Summarization of Microblogs for Disaster and Emergency Preparedness
Objective
Microblogging sites, notably Twitter, have become important sources of real-time situational information during emergency events. On such sites, microblogs are usually posted so rapidly and in such large volumes, that it is not feasible for human users to go through all the posts. In such scenarios, summarization of microblogs (tweets) is an important task. In this project, we study the performance of eight off-the-shelf extractive summarization algorithms and propose novel ensemble techniques for text summarization. We demonstrate that it is possible to combine off-the-shelf summarization algorithms to achieve better summarization for microblogs.
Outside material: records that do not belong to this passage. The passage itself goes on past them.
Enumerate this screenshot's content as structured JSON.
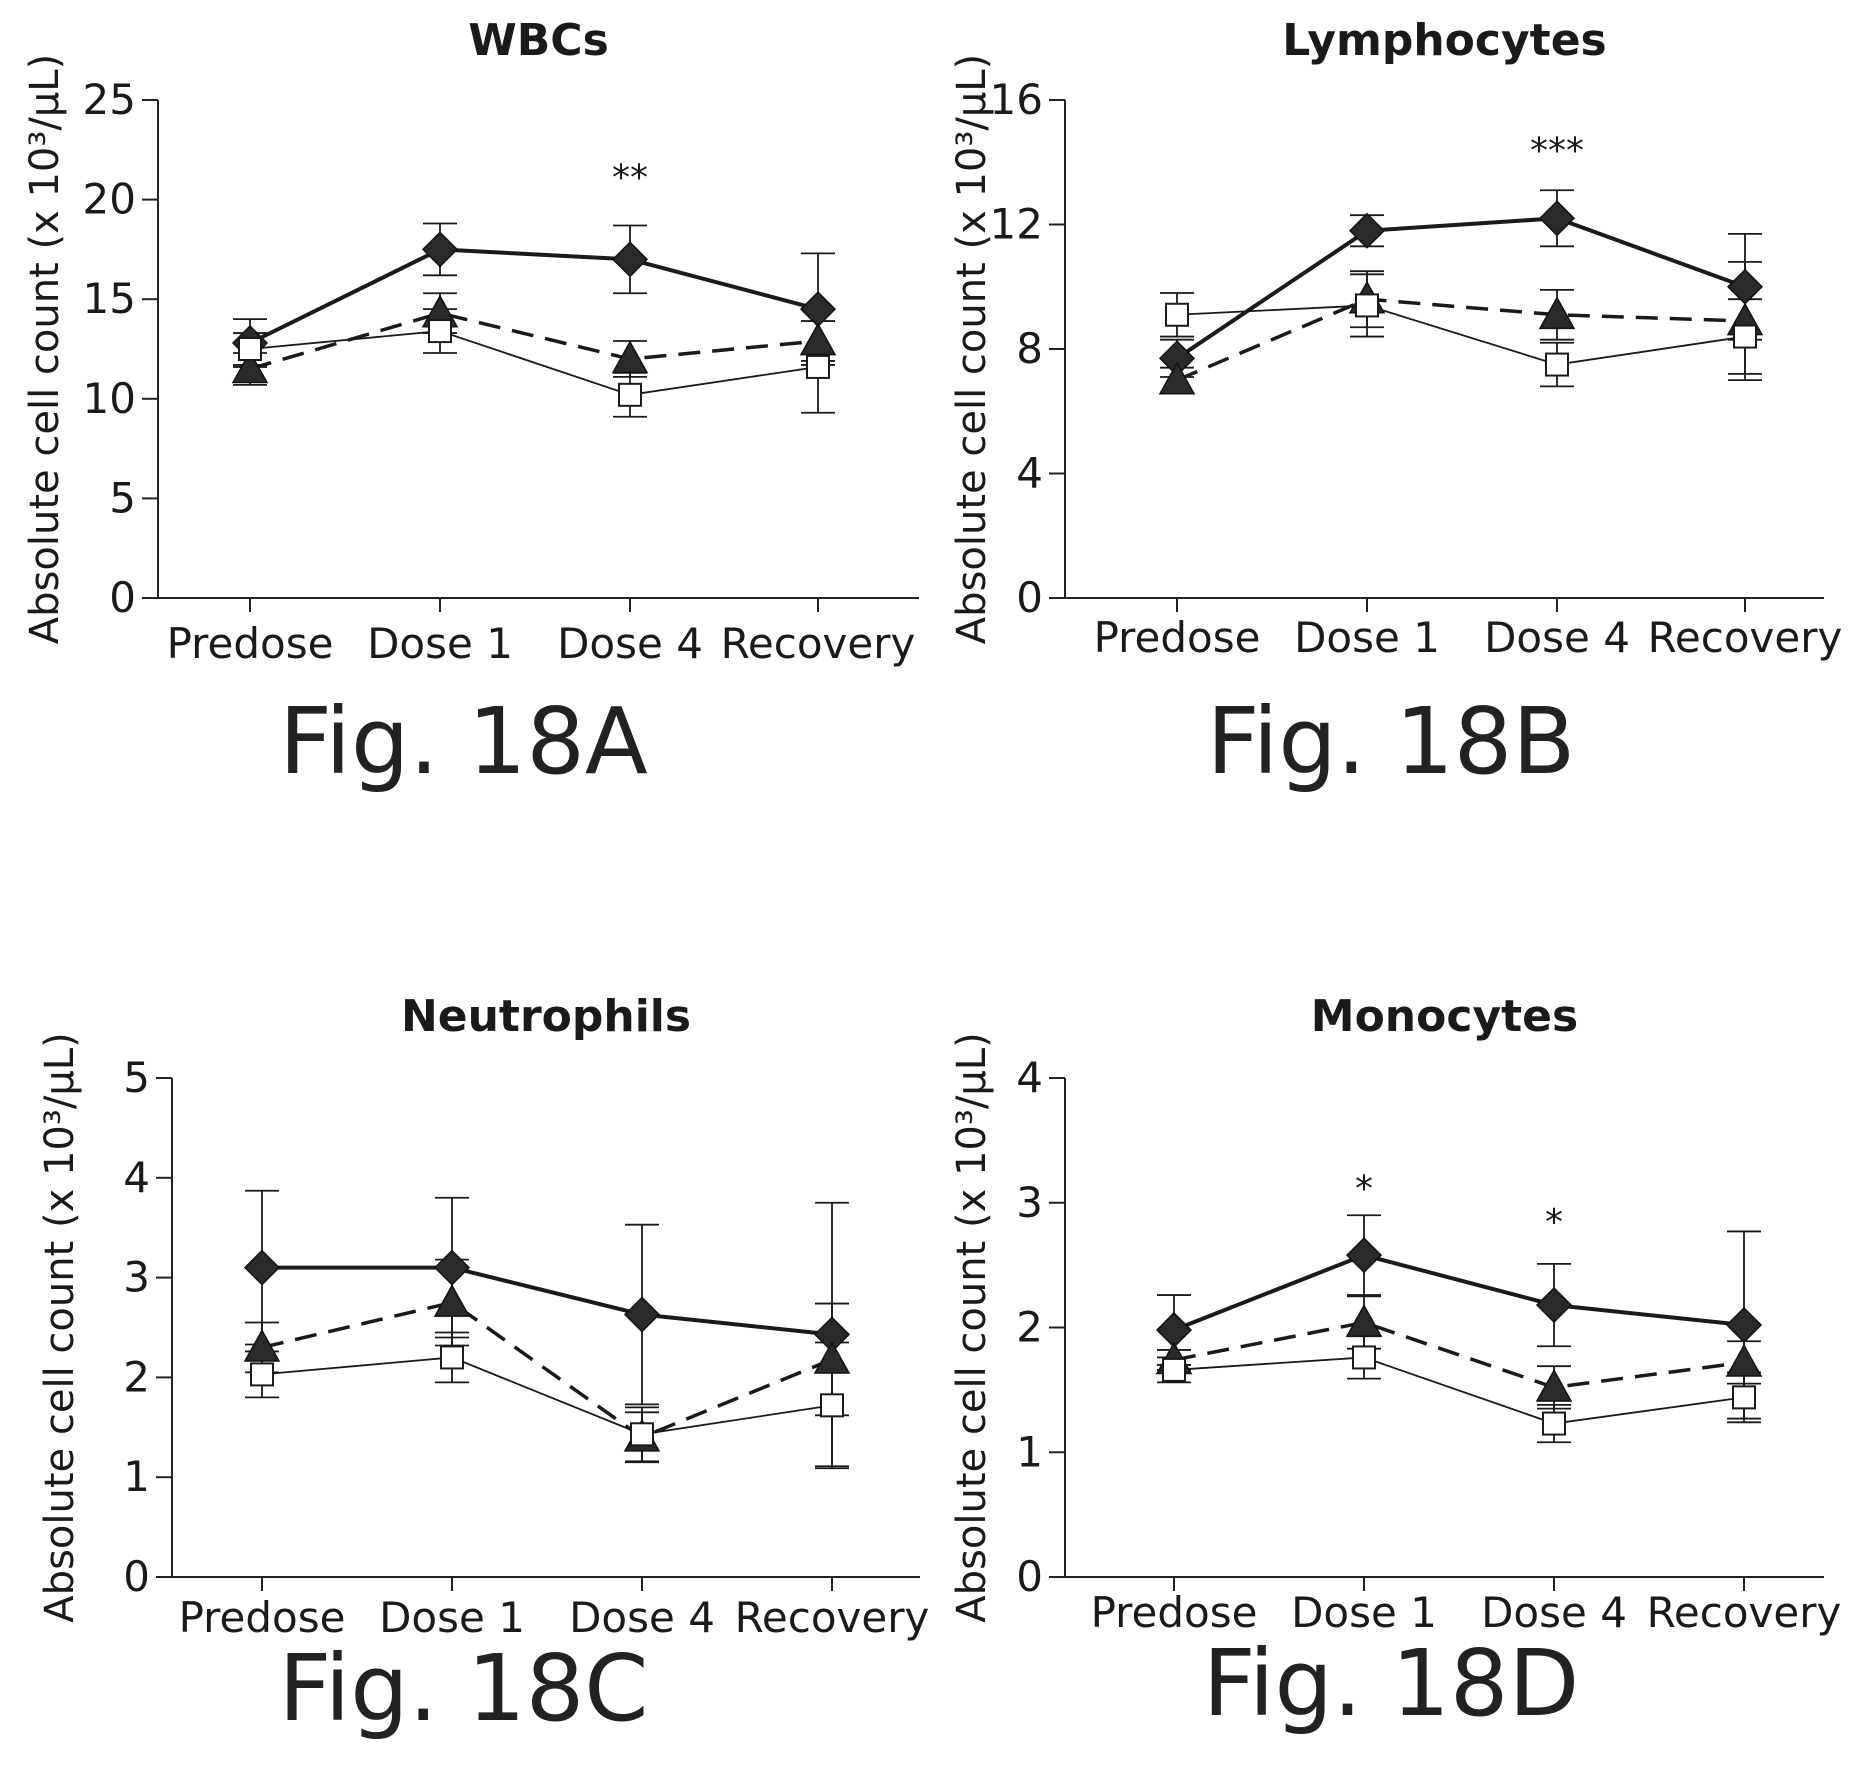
{
  "charts": [
    {
      "id": "A",
      "caption": "Fig. 18A",
      "chart_data": {
        "type": "line",
        "title": "WBCs",
        "ylabel": "Absolute cell count (x 10³/µL)",
        "categories": [
          "Predose",
          "Dose 1",
          "Dose 4",
          "Recovery"
        ],
        "ylim": [
          0,
          25
        ],
        "yticks": [
          "0",
          "5",
          "10",
          "15",
          "20",
          "25"
        ],
        "grid": false,
        "series": [
          {
            "marker": "diamond",
            "line": "solid-thick",
            "values": [
              12.8,
              17.5,
              17.0,
              14.5
            ],
            "err": [
              1.2,
              1.3,
              1.7,
              2.8
            ]
          },
          {
            "marker": "triangle",
            "line": "dashed",
            "values": [
              11.5,
              14.3,
              12.0,
              12.9
            ],
            "err": [
              0.8,
              1.0,
              0.9,
              1.0
            ]
          },
          {
            "marker": "square",
            "line": "solid-thin",
            "values": [
              12.5,
              13.4,
              10.2,
              11.6
            ],
            "err": [
              0.8,
              1.1,
              1.1,
              2.3
            ]
          }
        ],
        "annotations": [
          {
            "category": "Dose 4",
            "text": "**",
            "y": 20.5
          }
        ]
      }
    },
    {
      "id": "B",
      "caption": "Fig. 18B",
      "chart_data": {
        "type": "line",
        "title": "Lymphocytes",
        "ylabel": "Absolute cell count (x 10³/µL)",
        "categories": [
          "Predose",
          "Dose 1",
          "Dose 4",
          "Recovery"
        ],
        "ylim": [
          0,
          16
        ],
        "yticks": [
          "0",
          "4",
          "8",
          "12",
          "16"
        ],
        "grid": false,
        "series": [
          {
            "marker": "diamond",
            "line": "solid-thick",
            "values": [
              7.7,
              11.8,
              12.2,
              10.0
            ],
            "err": [
              0.6,
              0.5,
              0.9,
              1.7
            ]
          },
          {
            "marker": "triangle",
            "line": "dashed",
            "values": [
              7.0,
              9.6,
              9.1,
              8.9
            ],
            "err": [
              0.4,
              0.9,
              0.8,
              1.9
            ]
          },
          {
            "marker": "square",
            "line": "solid-thin",
            "values": [
              9.1,
              9.4,
              7.5,
              8.4
            ],
            "err": [
              0.7,
              1.0,
              0.7,
              1.2
            ]
          }
        ],
        "annotations": [
          {
            "category": "Dose 4",
            "text": "***",
            "y": 14.0
          }
        ]
      }
    },
    {
      "id": "C",
      "caption": "Fig. 18C",
      "chart_data": {
        "type": "line",
        "title": "Neutrophils",
        "ylabel": "Absolute cell count (x 10³/µL)",
        "categories": [
          "Predose",
          "Dose 1",
          "Dose 4",
          "Recovery"
        ],
        "ylim": [
          0,
          5
        ],
        "yticks": [
          "0",
          "1",
          "2",
          "3",
          "4",
          "5"
        ],
        "grid": false,
        "series": [
          {
            "marker": "diamond",
            "line": "solid-thick",
            "values": [
              3.1,
              3.1,
              2.63,
              2.43
            ],
            "err": [
              0.77,
              0.7,
              0.9,
              1.32
            ]
          },
          {
            "marker": "triangle",
            "line": "dashed",
            "values": [
              2.3,
              2.75,
              1.4,
              2.18
            ],
            "err": [
              0.25,
              0.43,
              0.25,
              0.56
            ]
          },
          {
            "marker": "square",
            "line": "solid-thin",
            "values": [
              2.03,
              2.2,
              1.43,
              1.72
            ],
            "err": [
              0.23,
              0.25,
              0.27,
              0.63
            ]
          }
        ],
        "annotations": []
      }
    },
    {
      "id": "D",
      "caption": "Fig. 18D",
      "chart_data": {
        "type": "line",
        "title": "Monocytes",
        "ylabel": "Absolute cell count (x 10³/µL)",
        "categories": [
          "Predose",
          "Dose 1",
          "Dose 4",
          "Recovery"
        ],
        "ylim": [
          0,
          4
        ],
        "yticks": [
          "0",
          "1",
          "2",
          "3",
          "4"
        ],
        "grid": false,
        "series": [
          {
            "marker": "diamond",
            "line": "solid-thick",
            "values": [
              1.98,
              2.58,
              2.18,
              2.02
            ],
            "err": [
              0.28,
              0.32,
              0.33,
              0.75
            ]
          },
          {
            "marker": "triangle",
            "line": "dashed",
            "values": [
              1.74,
              2.04,
              1.52,
              1.72
            ],
            "err": [
              0.08,
              0.21,
              0.17,
              0.17
            ]
          },
          {
            "marker": "square",
            "line": "solid-thin",
            "values": [
              1.66,
              1.76,
              1.23,
              1.44
            ],
            "err": [
              0.1,
              0.17,
              0.15,
              0.2
            ]
          }
        ],
        "annotations": [
          {
            "category": "Dose 1",
            "text": "*",
            "y": 3.02
          },
          {
            "category": "Dose 4",
            "text": "*",
            "y": 2.75
          }
        ]
      }
    }
  ]
}
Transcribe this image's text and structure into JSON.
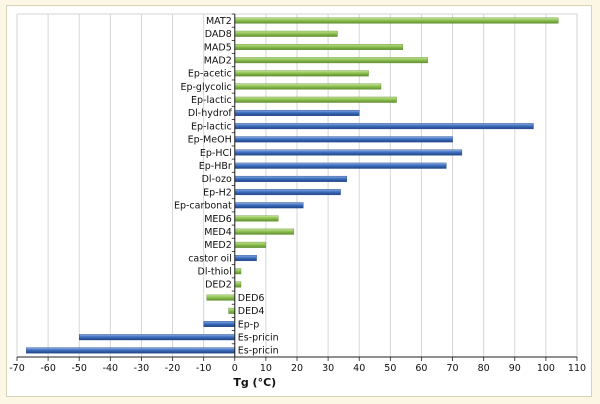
{
  "chart_data": {
    "type": "bar",
    "orientation": "horizontal",
    "title": "",
    "xlabel": "Tg (°C)",
    "ylabel": "",
    "xlim": [
      -70,
      110
    ],
    "xticks": [
      -70,
      -60,
      -50,
      -40,
      -30,
      -20,
      -10,
      0,
      10,
      20,
      30,
      40,
      50,
      60,
      70,
      80,
      90,
      100,
      110
    ],
    "grid": "vertical",
    "legend": "none",
    "colors": {
      "green": "#8fc254",
      "blue": "#3f6fbf"
    },
    "bars": [
      {
        "label": "MAT2",
        "value": 104,
        "color": "green"
      },
      {
        "label": "DAD8",
        "value": 33,
        "color": "green"
      },
      {
        "label": "MAD5",
        "value": 54,
        "color": "green"
      },
      {
        "label": "MAD2",
        "value": 62,
        "color": "green"
      },
      {
        "label": "Ep-acetic",
        "value": 43,
        "color": "green"
      },
      {
        "label": "Ep-glycolic",
        "value": 47,
        "color": "green"
      },
      {
        "label": "Ep-lactic",
        "value": 52,
        "color": "green"
      },
      {
        "label": "Dl-hydrof",
        "value": 40,
        "color": "blue"
      },
      {
        "label": "Ep-lactic",
        "value": 96,
        "color": "blue"
      },
      {
        "label": "Ep-MeOH",
        "value": 70,
        "color": "blue"
      },
      {
        "label": "Ep-HCl",
        "value": 73,
        "color": "blue"
      },
      {
        "label": "Ep-HBr",
        "value": 68,
        "color": "blue"
      },
      {
        "label": "Dl-ozo",
        "value": 36,
        "color": "blue"
      },
      {
        "label": "Ep-H2",
        "value": 34,
        "color": "blue"
      },
      {
        "label": "Ep-carbonat",
        "value": 22,
        "color": "blue"
      },
      {
        "label": "MED6",
        "value": 14,
        "color": "green"
      },
      {
        "label": "MED4",
        "value": 19,
        "color": "green"
      },
      {
        "label": "MED2",
        "value": 10,
        "color": "green"
      },
      {
        "label": "castor oil",
        "value": 7,
        "color": "blue"
      },
      {
        "label": "Dl-thiol",
        "value": 2,
        "color": "green"
      },
      {
        "label": "DED2",
        "value": 2,
        "color": "green"
      },
      {
        "label": "DED6",
        "value": -9,
        "color": "green"
      },
      {
        "label": "DED4",
        "value": -2,
        "color": "green"
      },
      {
        "label": "Ep-p",
        "value": -10,
        "color": "blue"
      },
      {
        "label": "Es-pricin",
        "value": -50,
        "color": "blue"
      },
      {
        "label": "Es-pricin",
        "value": -67,
        "color": "blue"
      }
    ]
  }
}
Advisor: Prof. Saptarshi Ghosh
Approach
Comparing extractive summarization algorithms: We compared and evaluated eight off-the-shelf extractive summarization algorithms over microblogs posted during five recent disaster events, based on a standard metric for automatic evaluation - ROUGE. Given the same input set of microblogs, these summarization algorithms generated vastly diverse summaries with minimal overlap. For more information, check out the paper here.
Developing Ensemble algorithms for summarization: As the base summarization algorithms worked on different principles and produced diverse summaries, we further extended this research to propose ensemble schemes that combine their outputs to generate better quality, multi-faceted summaries. In the unsupervised ensemble algorithm, we constructed a graph that groups the tweets according to different similarity measures and selects a representative tweet from each group while minimizing redundancy. Furthermore, in the supervised ensemble approach, we used Learning-to-Rank algorithms to learn a mechanism to rank tweets in order of importance, based on the rankings computed by different base algorithms. For more information, check out the paper here.
Datasets: The experimental setup for application of these algorithms consisted of tweets posted during recent disaster events – The February 2013 Hyderabad Blasts, The Typhoon Hagupit in Philippines, The Sandy Hook school shooting in USA, The April 2015 Nepal Earthquake and Floods in Uttaranchal, India.